本文是在APP界面点击Home键后,马上在后台启动Activity会延时5秒而引起的源码分析文章。
在APP界面,点击Home键后会打开一个悬浮窗,以表示APP在后台运行。点击悬浮窗上的按键会返回APP。就是这么一个简单的过程,却无意中发现了这个BUG。当我点击Home键后,回到主桌面,然后点击悬浮窗上的按钮返回APP,而APP不会马上返回,需要延时一段时间才会启动,开始我以为是APP初始化比较耗时引起的,但这个怀疑马上就被打消了,因为我点击Back键后,回到主桌面,再点击悬浮窗上的按钮返回APP,非常迅速的就启动了。同时,我在主桌面上点击APP,也是非常迅速的就启动了。Why?这里就存在两个问题了:
启动Activity,我们都知道是调用startActivity,startActivity在framework中的调用流程,真正有用的就是下面startActivityLocked这个函数了。

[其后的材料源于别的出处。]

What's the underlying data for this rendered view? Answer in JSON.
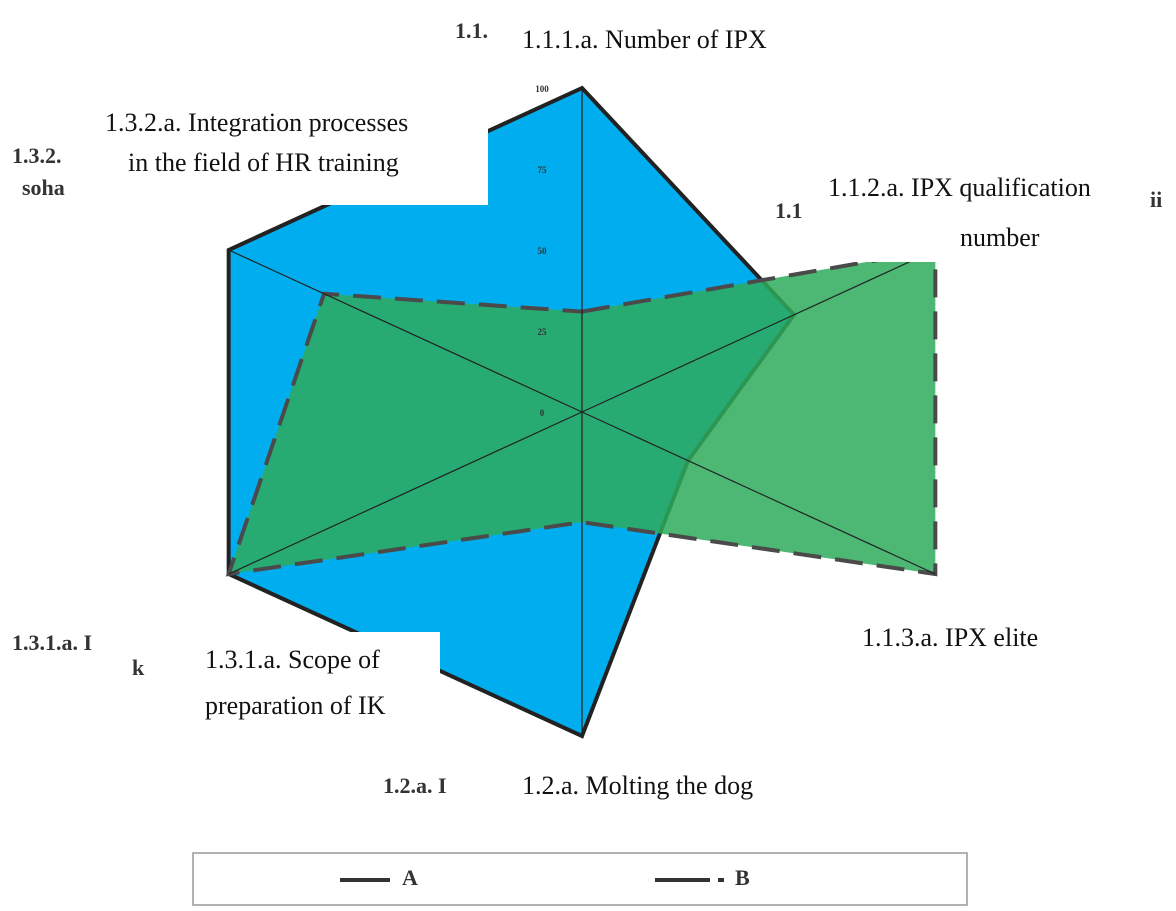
{
  "chart_data": {
    "type": "radar",
    "axes": [
      {
        "lines": [
          "1.1.1.a. Number of IPX"
        ]
      },
      {
        "lines": [
          "1.1.2.a. IPX qualification",
          "number"
        ]
      },
      {
        "lines": [
          "1.1.3.a. IPX elite"
        ]
      },
      {
        "lines": [
          "1.2.a. Molting the dog"
        ]
      },
      {
        "lines": [
          "1.3.1.a. Scope of",
          "preparation of IK"
        ]
      },
      {
        "lines": [
          "1.3.2.a. Integration processes",
          "in the field of HR training"
        ]
      }
    ],
    "fragments": [
      "1.1.",
      "1.3.2.",
      "soha",
      "1.1",
      "ii",
      "1.3.1.a. I",
      "k",
      "1.2.a. I"
    ],
    "series": [
      {
        "name": "A",
        "color": "#00aeef",
        "values": [
          100,
          60,
          30,
          100,
          100,
          100
        ]
      },
      {
        "name": "B",
        "color": "#2eaa5c",
        "values": [
          31,
          100,
          100,
          34,
          100,
          73
        ]
      }
    ],
    "ylim": [
      0,
      100
    ],
    "yticks": [
      0,
      25,
      50,
      75,
      100
    ]
  }
}
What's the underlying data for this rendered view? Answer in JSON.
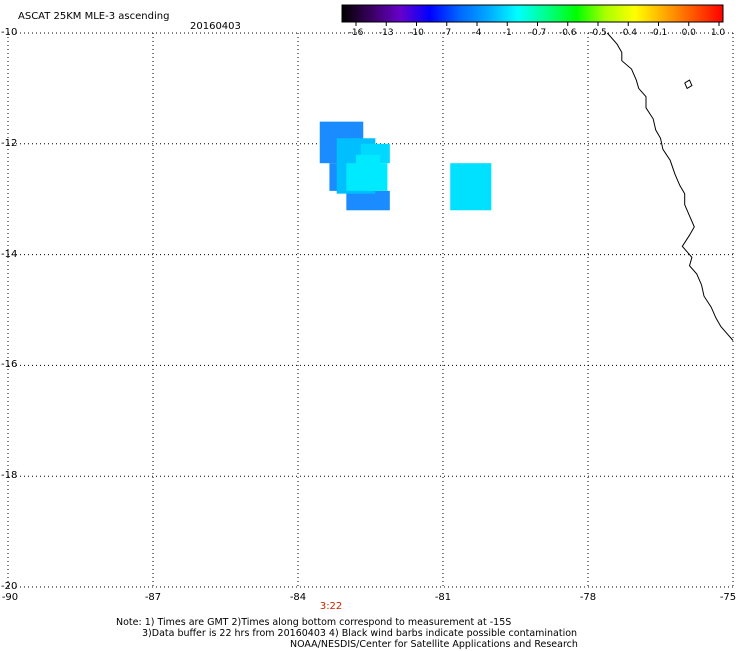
{
  "header": {
    "title": "ASCAT 25KM MLE-3 ascending",
    "date": "20160403"
  },
  "colorbar": {
    "tick_labels": [
      "-16",
      "-13",
      "-10",
      "-7",
      "-4",
      "-1",
      "-0.7",
      "-0.6",
      "-0.5",
      "-0.4",
      "-0.1",
      "0.0",
      "1.0"
    ],
    "gradient_colors": [
      "#000000",
      "#3a0060",
      "#6600cc",
      "#0000ff",
      "#0066ff",
      "#00aaff",
      "#00ffff",
      "#00ff88",
      "#00ff00",
      "#aaff00",
      "#ffff00",
      "#ffaa00",
      "#ff5500",
      "#ff0000"
    ]
  },
  "axes": {
    "lat_labels": [
      "-10",
      "-12",
      "-14",
      "-16",
      "-18",
      "-20"
    ],
    "lon_labels": [
      "-90",
      "-87",
      "-84",
      "-81",
      "-78",
      "-75"
    ],
    "lat_values": [
      -10,
      -12,
      -14,
      -16,
      -18,
      -20
    ],
    "lon_values": [
      -90,
      -87,
      -84,
      -81,
      -78,
      -75
    ],
    "grid": "dotted",
    "lon_range": [
      -90,
      -75
    ],
    "lat_range": [
      -20,
      -10
    ]
  },
  "time_marker": {
    "label": "3:22",
    "lon": -83.3,
    "color": "#cc2200"
  },
  "mle_cells": [
    {
      "lon": [
        -83.55,
        -82.65
      ],
      "lat": [
        -11.6,
        -12.35
      ],
      "color": "#1a8cff"
    },
    {
      "lon": [
        -83.35,
        -82.5
      ],
      "lat": [
        -12.35,
        -12.85
      ],
      "color": "#1a8cff"
    },
    {
      "lon": [
        -83.0,
        -82.1
      ],
      "lat": [
        -12.85,
        -13.2
      ],
      "color": "#1a8cff"
    },
    {
      "lon": [
        -83.2,
        -82.4
      ],
      "lat": [
        -11.9,
        -12.9
      ],
      "color": "#00bfff"
    },
    {
      "lon": [
        -82.7,
        -82.1
      ],
      "lat": [
        -12.0,
        -12.35
      ],
      "color": "#00d8ff"
    },
    {
      "lon": [
        -83.0,
        -82.15
      ],
      "lat": [
        -12.35,
        -12.85
      ],
      "color": "#00eaff"
    },
    {
      "lon": [
        -82.8,
        -82.3
      ],
      "lat": [
        -12.2,
        -12.45
      ],
      "color": "#00eaff"
    },
    {
      "lon": [
        -80.85,
        -80.0
      ],
      "lat": [
        -12.35,
        -13.2
      ],
      "color": "#00e0ff"
    }
  ],
  "coastline": [
    [
      -77.6,
      -10.0
    ],
    [
      -77.4,
      -10.2
    ],
    [
      -77.3,
      -10.35
    ],
    [
      -77.3,
      -10.5
    ],
    [
      -77.1,
      -10.65
    ],
    [
      -77.0,
      -10.85
    ],
    [
      -76.95,
      -11.0
    ],
    [
      -76.8,
      -11.15
    ],
    [
      -76.8,
      -11.35
    ],
    [
      -76.65,
      -11.55
    ],
    [
      -76.6,
      -11.75
    ],
    [
      -76.5,
      -11.9
    ],
    [
      -76.45,
      -12.1
    ],
    [
      -76.3,
      -12.3
    ],
    [
      -76.2,
      -12.55
    ],
    [
      -76.1,
      -12.75
    ],
    [
      -76.0,
      -12.9
    ],
    [
      -76.0,
      -13.1
    ],
    [
      -75.9,
      -13.3
    ],
    [
      -75.8,
      -13.5
    ],
    [
      -75.9,
      -13.65
    ],
    [
      -76.05,
      -13.85
    ],
    [
      -75.95,
      -13.95
    ],
    [
      -75.85,
      -14.05
    ],
    [
      -75.9,
      -14.2
    ],
    [
      -75.75,
      -14.35
    ],
    [
      -75.65,
      -14.55
    ],
    [
      -75.6,
      -14.75
    ],
    [
      -75.45,
      -14.95
    ],
    [
      -75.35,
      -15.15
    ],
    [
      -75.25,
      -15.3
    ],
    [
      -75.1,
      -15.45
    ],
    [
      -75.0,
      -15.55
    ]
  ],
  "island": [
    [
      -76.0,
      -10.9
    ],
    [
      -75.9,
      -10.85
    ],
    [
      -75.85,
      -10.95
    ],
    [
      -75.95,
      -11.0
    ],
    [
      -76.0,
      -10.9
    ]
  ],
  "notes": {
    "line1": "Note: 1) Times are GMT 2)Times along bottom correspond to measurement at -15S",
    "line2": "3)Data buffer is 22 hrs from 20160403 4) Black wind barbs indicate possible contamination",
    "line3": "NOAA/NESDIS/Center for Satellite Applications and Research"
  }
}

、、frameworks/base/services/core/java/com/android/server/wm/ActivityStarter.java
final int startActivityLocked() {
...
final ActivityStack stack = getFocusedStack();
//下面的两个判断条件就是真正影响Activity是否延时启动的关键
//这里的uid比较就是对应了我们上面的问题2. 点击Home键,再点击主桌面的APP也不会延时启动。
//在主桌面点击APP,它的uid和callingUid是相等的所以不会进入下面的判断,会退出if条件,执行后面的方法。也就不会加入延时列表直接启动了。

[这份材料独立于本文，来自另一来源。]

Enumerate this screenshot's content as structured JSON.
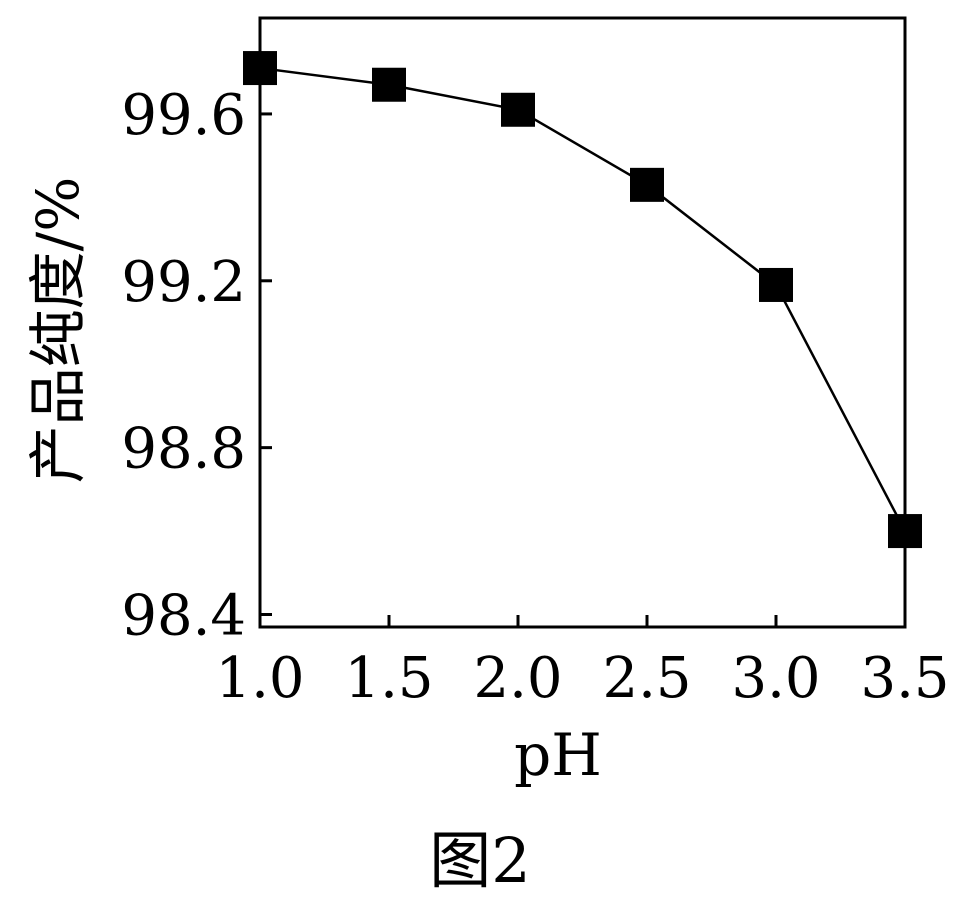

if (stack.mResumedActivity == null || stack.mResumedActivity.info.applicationInfo.uid != callingUid) {
//如果条件都满足Activity启动将放到延时启动列表中
//checkAppSwitchAllowedLocked在ActivityManagerService中,代码在下面
if (!mService.checkAppSwitchAllowedLocked(callingPid, callingUid, "Activity start")) {
PendingActivityLaunch pal = new PendingActivityLaunch(r, sourceRecord, startFlags, stack);
mService.mPendingActivityLaunches.add(pal);
setDismissKeyguard(false);
ActivityOptions.abort(options);
return ActivityManager.START_SWITCHES_CANCELED;
}
}
...
err = startActivityUncheckedLocked(r, sourceRecord, startFlags, true, options);
...
}
//frameworks/base/services/core/java/com/android/server/wm/ActivityTaskManagerService.java
// Amount of time after a call to stopAppSwitches() during which we will
// prevent further untrusted switches from happening.

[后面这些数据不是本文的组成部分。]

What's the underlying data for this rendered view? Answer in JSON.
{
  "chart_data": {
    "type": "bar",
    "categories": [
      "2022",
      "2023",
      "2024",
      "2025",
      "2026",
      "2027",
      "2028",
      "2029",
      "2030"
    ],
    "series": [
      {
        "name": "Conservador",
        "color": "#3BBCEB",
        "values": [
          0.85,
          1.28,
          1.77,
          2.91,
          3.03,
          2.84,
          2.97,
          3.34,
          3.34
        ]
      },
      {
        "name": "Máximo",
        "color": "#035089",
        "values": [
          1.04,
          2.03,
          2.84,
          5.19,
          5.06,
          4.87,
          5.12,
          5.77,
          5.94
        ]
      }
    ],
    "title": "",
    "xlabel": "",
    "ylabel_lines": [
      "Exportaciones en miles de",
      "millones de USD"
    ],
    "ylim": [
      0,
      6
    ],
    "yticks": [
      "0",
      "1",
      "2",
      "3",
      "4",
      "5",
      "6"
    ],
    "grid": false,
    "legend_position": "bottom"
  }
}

static final long APP_SWITCH_DELAY_TIME = 5*1000;
//这里有两个判断条件,如果都不满足,就会返回false,返回false就会加入到延时列表中了
boolean checkAppSwitchAllowedLocked(int callingPid, int callingUid,
String name) {
//mAppSwitchesAllowedTime的时间小于当前的系统时间不会延时
//mAppSwitchesAllowedTime的赋值在stopAppSwitches函数中
if (mAppSwitchesAllowedTime < SystemClock.uptimeMillis()) {
return true;
}
//权限检测,如果APP有STOP_APP_SWITCHES权限不会延时
final int perm = checkComponentPermission(
android.Manifest.permission.STOP_APP_SWITCHES, callingPid,
callingUid, -1, true);
if (perm == PackageManager.PERMISSION_GRANTED) {
return true;
}
Slog.w(TAG, name + " request from " + callingUid + " stopped");
return false;
}
public void stopAppSwitches() {
if (checkCallingPermission(android.Manifest.permission.STOP_APP_SWITCHES)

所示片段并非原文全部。